Issue 59 |
Winter 1992-93

Allison Joseph, Zacharis Award

by 

We are proud to announce Allison Joseph as the 1992 recipient of the John C. Zacharis First Book Award for her poetry collection,
What Keeps Us Here, published by Ampersand Press. The annual $1,500 award -- which is named after Emerson College's former president and funded by philanthropist Eugenia Gladstone Vogel -- honors the best debut book of poetry or short fiction published by a
Ploughshares writer. Emerson College, our institutional sponsor, provides additional support and administration for the award.

In nominating Joseph, Advisory Editor Maura Stanton wrote that "Allison Joseph is a brilliant young poet, and her first book is full of powerful, highly crafted poems which clearly announce that she is at the beginning of an extraordinary career." (
What Keeps Us Here is reviewed by Stanton on page 237. All of the reviews in this issue's "Bookshelf," by the way, focus on first books, and the contributors' notes are longer and more-personal than usual, revealing backgrounds, influences, and vocations of these emerging writers as they've tried to break in or through.)
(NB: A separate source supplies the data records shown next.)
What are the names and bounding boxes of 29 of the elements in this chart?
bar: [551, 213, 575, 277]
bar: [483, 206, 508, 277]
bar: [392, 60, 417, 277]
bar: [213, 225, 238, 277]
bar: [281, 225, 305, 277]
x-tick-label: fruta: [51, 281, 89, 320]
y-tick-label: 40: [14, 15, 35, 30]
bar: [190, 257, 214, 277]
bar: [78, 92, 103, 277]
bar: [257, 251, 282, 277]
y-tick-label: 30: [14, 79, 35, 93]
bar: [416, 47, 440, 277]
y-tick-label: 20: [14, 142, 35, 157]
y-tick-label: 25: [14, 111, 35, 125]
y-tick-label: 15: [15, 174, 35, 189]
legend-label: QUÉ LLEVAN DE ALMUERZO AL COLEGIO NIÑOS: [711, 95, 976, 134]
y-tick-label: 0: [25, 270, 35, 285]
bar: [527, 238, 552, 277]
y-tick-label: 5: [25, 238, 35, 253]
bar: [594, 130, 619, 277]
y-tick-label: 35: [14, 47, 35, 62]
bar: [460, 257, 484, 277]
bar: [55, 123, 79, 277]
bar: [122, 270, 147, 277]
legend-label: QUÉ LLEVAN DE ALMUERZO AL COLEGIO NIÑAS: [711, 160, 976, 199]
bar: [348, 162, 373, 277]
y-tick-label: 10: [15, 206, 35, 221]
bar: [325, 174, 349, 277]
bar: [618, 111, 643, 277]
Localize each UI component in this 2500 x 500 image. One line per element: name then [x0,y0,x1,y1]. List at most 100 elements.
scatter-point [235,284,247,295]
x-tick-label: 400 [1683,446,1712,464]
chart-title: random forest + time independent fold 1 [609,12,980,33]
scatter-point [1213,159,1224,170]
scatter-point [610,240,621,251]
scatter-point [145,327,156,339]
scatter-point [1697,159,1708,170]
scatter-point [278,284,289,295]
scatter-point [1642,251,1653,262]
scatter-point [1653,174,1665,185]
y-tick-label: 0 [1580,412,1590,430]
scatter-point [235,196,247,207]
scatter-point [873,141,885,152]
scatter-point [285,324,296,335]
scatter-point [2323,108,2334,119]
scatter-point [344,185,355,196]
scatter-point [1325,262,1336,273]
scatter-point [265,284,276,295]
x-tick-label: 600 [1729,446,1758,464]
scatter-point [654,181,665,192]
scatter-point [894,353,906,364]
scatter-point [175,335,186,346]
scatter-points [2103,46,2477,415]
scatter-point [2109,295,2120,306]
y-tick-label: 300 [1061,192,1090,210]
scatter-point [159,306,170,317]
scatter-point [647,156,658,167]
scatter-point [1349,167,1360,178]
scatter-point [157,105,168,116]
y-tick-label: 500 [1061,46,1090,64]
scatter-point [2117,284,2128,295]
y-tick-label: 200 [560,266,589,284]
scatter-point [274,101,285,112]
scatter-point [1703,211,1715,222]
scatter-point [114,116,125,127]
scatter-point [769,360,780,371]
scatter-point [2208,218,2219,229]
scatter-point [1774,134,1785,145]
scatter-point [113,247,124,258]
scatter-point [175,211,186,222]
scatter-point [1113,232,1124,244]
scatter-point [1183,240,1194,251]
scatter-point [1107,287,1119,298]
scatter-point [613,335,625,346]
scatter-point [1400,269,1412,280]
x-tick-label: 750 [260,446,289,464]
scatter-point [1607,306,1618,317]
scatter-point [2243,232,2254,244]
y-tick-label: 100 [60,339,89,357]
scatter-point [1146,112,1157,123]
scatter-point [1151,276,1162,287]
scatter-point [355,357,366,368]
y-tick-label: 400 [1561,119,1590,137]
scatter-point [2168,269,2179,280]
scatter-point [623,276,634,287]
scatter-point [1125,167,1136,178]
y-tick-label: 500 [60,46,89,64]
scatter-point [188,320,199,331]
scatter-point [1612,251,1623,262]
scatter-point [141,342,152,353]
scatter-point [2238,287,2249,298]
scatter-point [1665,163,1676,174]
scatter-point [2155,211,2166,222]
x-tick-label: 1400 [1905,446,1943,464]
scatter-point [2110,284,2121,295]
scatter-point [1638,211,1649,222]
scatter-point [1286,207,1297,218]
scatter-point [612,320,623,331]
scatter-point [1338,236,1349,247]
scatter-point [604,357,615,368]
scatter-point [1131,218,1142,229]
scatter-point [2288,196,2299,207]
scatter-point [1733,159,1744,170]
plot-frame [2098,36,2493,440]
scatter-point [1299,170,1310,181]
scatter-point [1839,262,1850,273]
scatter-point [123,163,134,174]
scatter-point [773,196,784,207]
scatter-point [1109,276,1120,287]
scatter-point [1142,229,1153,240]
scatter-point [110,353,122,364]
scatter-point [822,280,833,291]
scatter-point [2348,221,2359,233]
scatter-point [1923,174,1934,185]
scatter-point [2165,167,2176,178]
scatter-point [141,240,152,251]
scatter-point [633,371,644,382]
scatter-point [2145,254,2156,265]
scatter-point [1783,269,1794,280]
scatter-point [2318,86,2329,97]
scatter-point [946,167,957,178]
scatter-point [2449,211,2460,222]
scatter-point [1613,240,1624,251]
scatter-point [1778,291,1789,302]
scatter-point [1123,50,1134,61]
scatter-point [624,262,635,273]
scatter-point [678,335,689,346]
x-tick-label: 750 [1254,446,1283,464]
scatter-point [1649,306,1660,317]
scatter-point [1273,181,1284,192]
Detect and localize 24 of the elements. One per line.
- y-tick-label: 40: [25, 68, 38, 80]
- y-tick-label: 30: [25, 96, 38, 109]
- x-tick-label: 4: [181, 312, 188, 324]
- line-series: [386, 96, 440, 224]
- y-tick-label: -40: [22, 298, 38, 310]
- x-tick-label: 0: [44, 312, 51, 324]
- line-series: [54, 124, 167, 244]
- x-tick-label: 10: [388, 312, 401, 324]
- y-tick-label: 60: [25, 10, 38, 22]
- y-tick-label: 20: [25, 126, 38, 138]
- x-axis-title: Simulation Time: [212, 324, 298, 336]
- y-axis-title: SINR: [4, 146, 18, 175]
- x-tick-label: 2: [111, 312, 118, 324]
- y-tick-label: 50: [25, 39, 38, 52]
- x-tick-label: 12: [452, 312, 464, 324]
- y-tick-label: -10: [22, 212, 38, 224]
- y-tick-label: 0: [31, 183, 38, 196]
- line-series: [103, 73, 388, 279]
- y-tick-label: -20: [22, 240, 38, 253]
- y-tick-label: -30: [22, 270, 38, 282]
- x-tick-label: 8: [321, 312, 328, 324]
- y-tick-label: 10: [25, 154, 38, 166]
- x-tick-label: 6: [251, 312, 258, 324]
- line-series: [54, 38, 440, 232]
Joseph was born in London, England, in 1967 to parents of Caribbean heritage. She grew up in Toronto, Canada, and the Bronx, New York, and studied at Kenyon College and Indiana University. She was the first undergraduate student since Robert Lowell to be published in
The Kenyon Review. In the last four years, her poems have appeared in over fifty magazines, and she has been awarded an Academy of American Poets Prize, a Ruth Lily Fellowship, and an Associated Writing Programs
Intro Journals Prize. Her collection,
What Keeps Us Here, was also the first winner of Ampersand Press's Women Poets Series Competition. Currently, Joseph is an Assistant Professor of English at the University of Arkansas, and she lives in Little Rock with her husband, poet Jon Tribble.

The Zacharis Award was inaugurated in 1991, with David Wong Louie the winner for his short-story collection,
Pangs of Love. The award is nominated by the Advisory Editors of
Ploughshares, with Executive Director DeWitt Henry acting as the final judge. There is no application process.